Cordilleran Section - 112th Annual Meeting - 2016

Paper No. 12-2
Presentation Time: 1:50 PM

ERUPTIVE STRATIGRAPHY OF THE UBEHEBE CRATER CLUSTER, DEATH VALLEY, CA


FIERSTEIN, Judy, HILDRETH, Wes and CHAMPION, Duane, Volcano Science Center, U. S. Geological Survey, 345 Middlefield Road, MS-910, Menlo Park, CA 94025, jfierstn@usgs.gov

Eruptions from the Ubehebe Crater cluster in Death Valley were short-lived, emplacing a sequence of phreatic, phreatomagmatic, and magmatic deposits from ~13 vents in Holocene time.
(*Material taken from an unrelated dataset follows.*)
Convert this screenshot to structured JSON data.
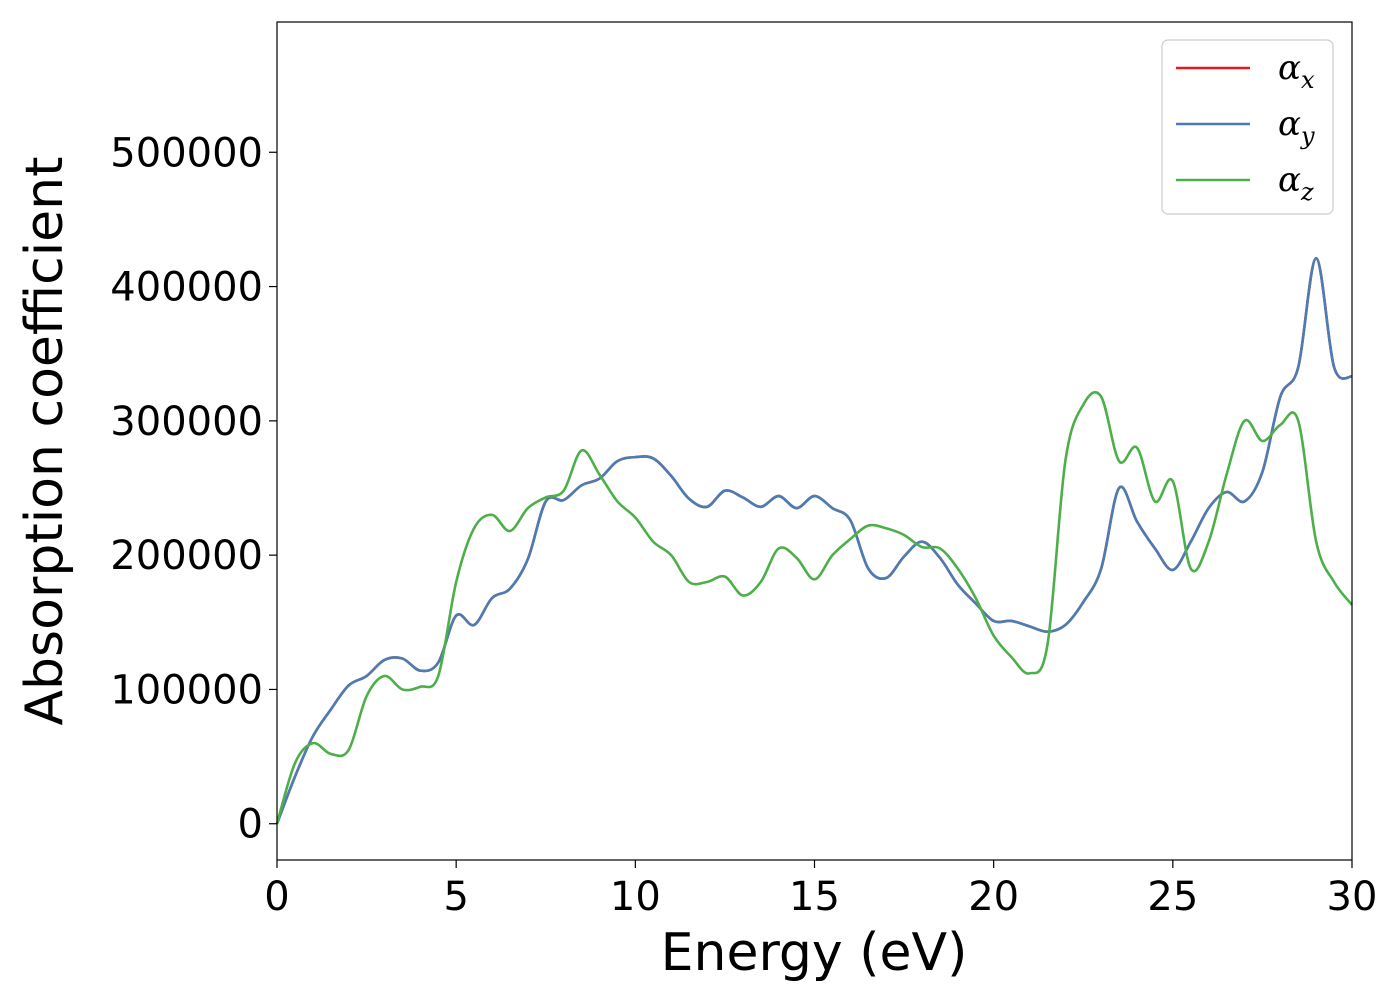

Seven craters form the main group, which erupted over 1.5 km, north-south. At least five more make a 500-m east-west alignment west of the main crater group. One more is an isolated shallow crater ~400 meters south of that alignment. All erupted through Miocene fanglomerate and sandstone, which are now distributed as comminuted matrix and coherent lithic clasts in all Ubehebe deposits. Stratigraphic evidence showing that all Ubehebe strata erupted within a short time interval includes: (1) Deposits from the many Ubehebe vents make a multi-package sequence that conformably drapes paleo-basement topography with no erosive gullying between emplacement units; (2) Several crater rims formed early in the eruptive sequence are draped by subsequent deposits; and (3) Tack-welded to agglutinated spatter and bombs that erupted part-way through the sequence remained hot enough to oxidize the youngest emplacement package. In addition, all deposits consolidated enough to drill yield reliable paleomagnetic directions, with site mean directions showing no evidence of geomagnetic secular variation. Chemical analyses of juvenile components from every eruptive package yield a strikingly narrow compositional range in major elements [SiO2 (49.01-50.11); MgO (4.98-5.35); K2O (2.27-2.39)] and trace elements [Rb (28-32); Sr (1531-1588); Zr (373-404)]. Despite lithologic similarities, individual fall units can be traced outward from vent by recording layer thicknesses, maximum scoria and lithic sizes, and juvenile clast textural variations. This permits a reconstruction of the eruptive sequence, which shows changing eruptive styles (including phreatic, phreatomagmatic and magmatic) throughout. The largest and northernmost of the craters, Ubehebe Crater, is the youngest of the group. Its largely phreatomagmatic deposits drape all of the others, thicken in paleogullies and thin over the other newly created crater rims. Evidence in-hand virtually requires that the Ubehebe cluster of craters erupted over a brief time interval, not protracted over centuries.